The pivotal step in a Vedic marriage is Varapreṣaṇam, the formal proposal. Rigveda (RV 10.85.9) sheds light on this sacred practice on this
Sloka:
somo vadhūyur abhavad aśvināstām ubhā varā |
sūryāṃ yat patye śaṃsantīm manasā savitādadāt ||
Translate:
Soma was the bridegroom,
Both Aśvinā the accompanying ones, When to the Sūryā who wished by her mind, Savitā bestowed Soma as her husband.
Two representatives, known as “varas,” are sent from the groom’s end to formally seek the bride’s hand, reminiscent of Aśvinā seeking Sūryā for Soma.
The two wooers, after given consent by bride’s father seeing that his daughter wishes for marriage, are sent away with prayers praying for their safe journey.
There are two important thing to be noted here.
- First The willingness and happiness is required from the bride-to-be, as much as the older ones arranging the marriage. This is indicated specially in the verse, “śaṃsantīm manasā, “who wished by her mind”

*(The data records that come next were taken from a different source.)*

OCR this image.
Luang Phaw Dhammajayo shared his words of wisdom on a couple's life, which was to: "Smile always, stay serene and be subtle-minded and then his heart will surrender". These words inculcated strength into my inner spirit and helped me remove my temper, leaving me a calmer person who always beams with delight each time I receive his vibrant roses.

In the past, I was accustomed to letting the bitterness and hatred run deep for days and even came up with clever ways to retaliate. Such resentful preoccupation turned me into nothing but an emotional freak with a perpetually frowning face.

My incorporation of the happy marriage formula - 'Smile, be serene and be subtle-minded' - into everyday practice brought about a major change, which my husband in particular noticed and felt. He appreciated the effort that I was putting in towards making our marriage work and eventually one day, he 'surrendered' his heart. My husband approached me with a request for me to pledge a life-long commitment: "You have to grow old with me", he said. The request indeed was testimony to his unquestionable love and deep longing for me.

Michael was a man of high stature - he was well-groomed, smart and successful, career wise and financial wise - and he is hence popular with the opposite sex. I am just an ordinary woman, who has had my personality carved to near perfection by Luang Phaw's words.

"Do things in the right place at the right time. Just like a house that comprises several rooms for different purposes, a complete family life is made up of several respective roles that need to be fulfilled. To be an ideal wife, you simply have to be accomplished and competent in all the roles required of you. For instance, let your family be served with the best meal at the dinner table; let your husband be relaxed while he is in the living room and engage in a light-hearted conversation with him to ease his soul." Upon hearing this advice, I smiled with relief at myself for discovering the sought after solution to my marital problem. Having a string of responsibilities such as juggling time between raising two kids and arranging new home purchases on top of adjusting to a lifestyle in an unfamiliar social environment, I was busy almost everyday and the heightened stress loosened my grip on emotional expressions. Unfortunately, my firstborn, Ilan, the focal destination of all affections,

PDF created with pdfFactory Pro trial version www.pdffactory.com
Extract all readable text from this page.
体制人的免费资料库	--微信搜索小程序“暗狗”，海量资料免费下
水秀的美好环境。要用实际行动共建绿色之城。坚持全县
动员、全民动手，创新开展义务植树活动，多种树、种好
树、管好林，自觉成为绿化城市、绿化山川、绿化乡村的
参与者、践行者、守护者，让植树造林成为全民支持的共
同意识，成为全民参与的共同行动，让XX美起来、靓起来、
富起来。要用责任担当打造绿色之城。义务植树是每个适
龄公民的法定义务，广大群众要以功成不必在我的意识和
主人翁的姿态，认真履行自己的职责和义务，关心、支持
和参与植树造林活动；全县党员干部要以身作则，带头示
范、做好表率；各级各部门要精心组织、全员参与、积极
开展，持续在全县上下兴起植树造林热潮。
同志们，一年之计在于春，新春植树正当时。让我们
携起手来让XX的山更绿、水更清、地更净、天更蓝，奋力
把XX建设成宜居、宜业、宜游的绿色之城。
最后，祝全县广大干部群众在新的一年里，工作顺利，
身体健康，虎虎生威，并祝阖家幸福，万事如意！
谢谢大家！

- The second part is savitādadāt which means given, hand over or bestowed upon.The wording of the mantras are ambivalent (or rather, intentionally so) on whether the bride is bestowed on the groom, or the groom bestowed on the bride. One would see that should be the ideal concept as well. But a fraction of the people did believe the wording meant the bride was bestowed on the groom, since anyway groom takes her with him, back to his home (patrilocality). This is the source for the logic of kanyādāna – although the modern kanyadana ceremony itself is not Vedic and is therefore totally omitted by fundamentalists like Āpastamba (as opposed to traditionalists) from discussion.